Valley residents voice concern over handling of Saddle Ridge Fire during meeting

Jory Rand Image
Thursday, October 17, 2019
Valley residents voice concern during meeting on Saddle Ridge Fire
Residents affected by the Saddle Ridge Fire gathered in Granada Hills to receive updates and voice concerns regarding the handling of the fire when it first erupted.

GRANADA HILLS, LOS ANGELES (KABC) -- Residents affected by the Saddle Ridge Fire gathered in Granada Hills Wednesday to receive updates and voice concerns regarding the handling of the fire when it first erupted.

"Absolute disaster. I mean, the city tells everyone 'We're here to help you. Sign up for this program, sign up for that program,'" said Bill Cotter of the Community Police Advisory Board. "When the program is supposed to work, it just doesn't."

Cotter was referring to the city of Los Angeles' reverse 911 system that is supposed to call residents warning them of an emergency.
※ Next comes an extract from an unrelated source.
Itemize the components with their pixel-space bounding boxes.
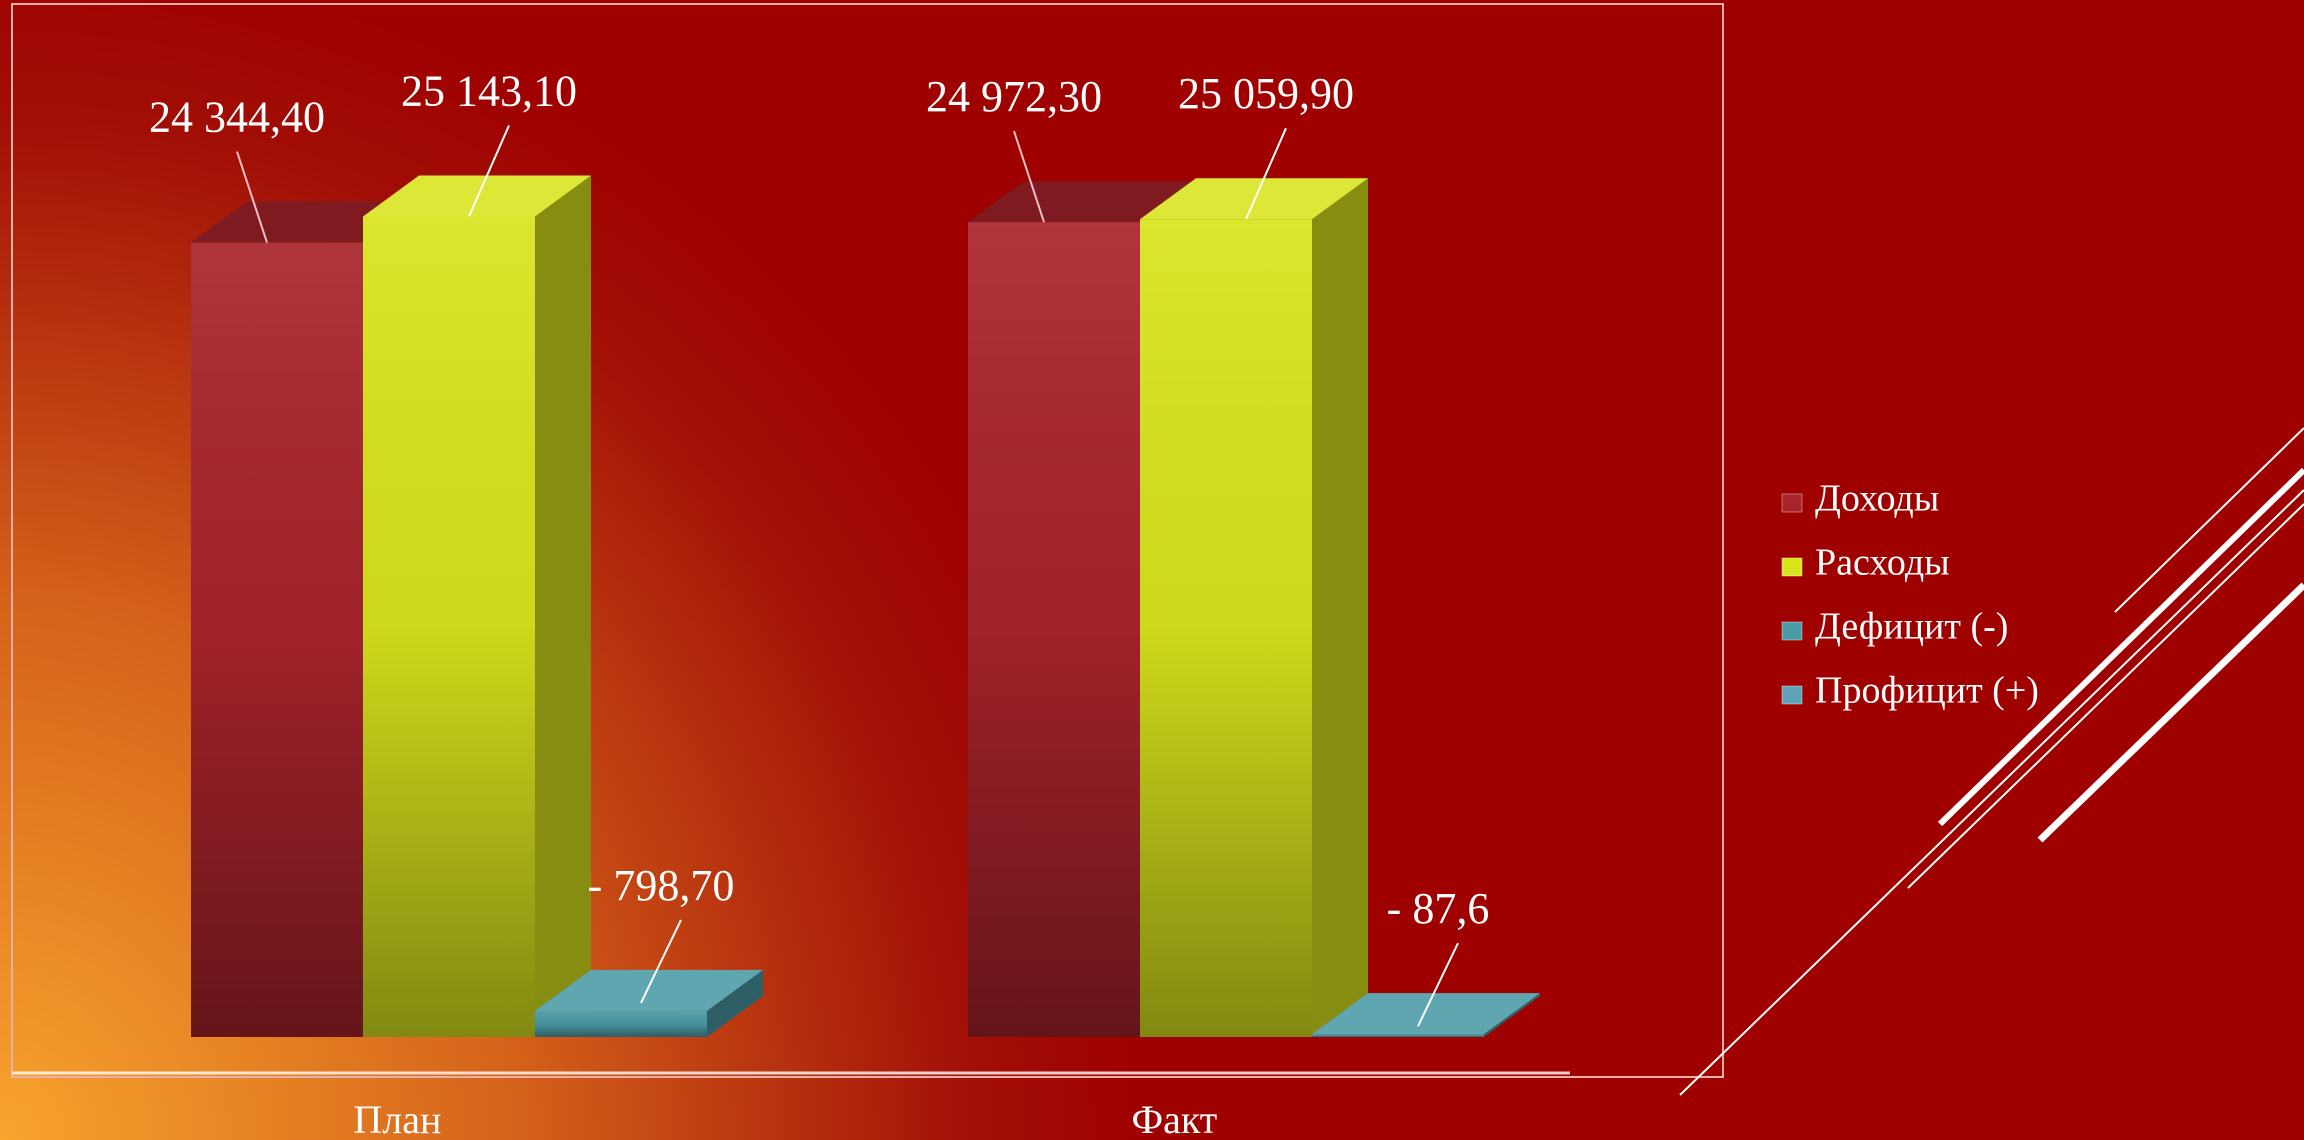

"Not one person anywhere of those properties that I've spoken to has gotten a single 911 call," Cotter added.

Angela Suarez of Granada Hills said her cousin in Thousand Oaks was the one who sent her the mandatory evacuation message.

The problem has been blamed on cell towers that suffered damage in the fire, but that does not explain landlines that never got a call, or cellphones outside the fire zone near working towers.

Also unexplained at the meeting was what was burning Tuesday at the Aliso Canyon gas storage field, the site of a massive gas leak in 2015.

SoCalGas said a small, mysterious fire burned for hours from Monday into Tuesday, which it believes is from old crude oil activity. It won't know until the Division of Oil, Gas and the Air Quality Management District tests the soil.

SoCalGas said there is no risk to the public, but residents are concerned what chemicals may have been left behind that burned in the fire.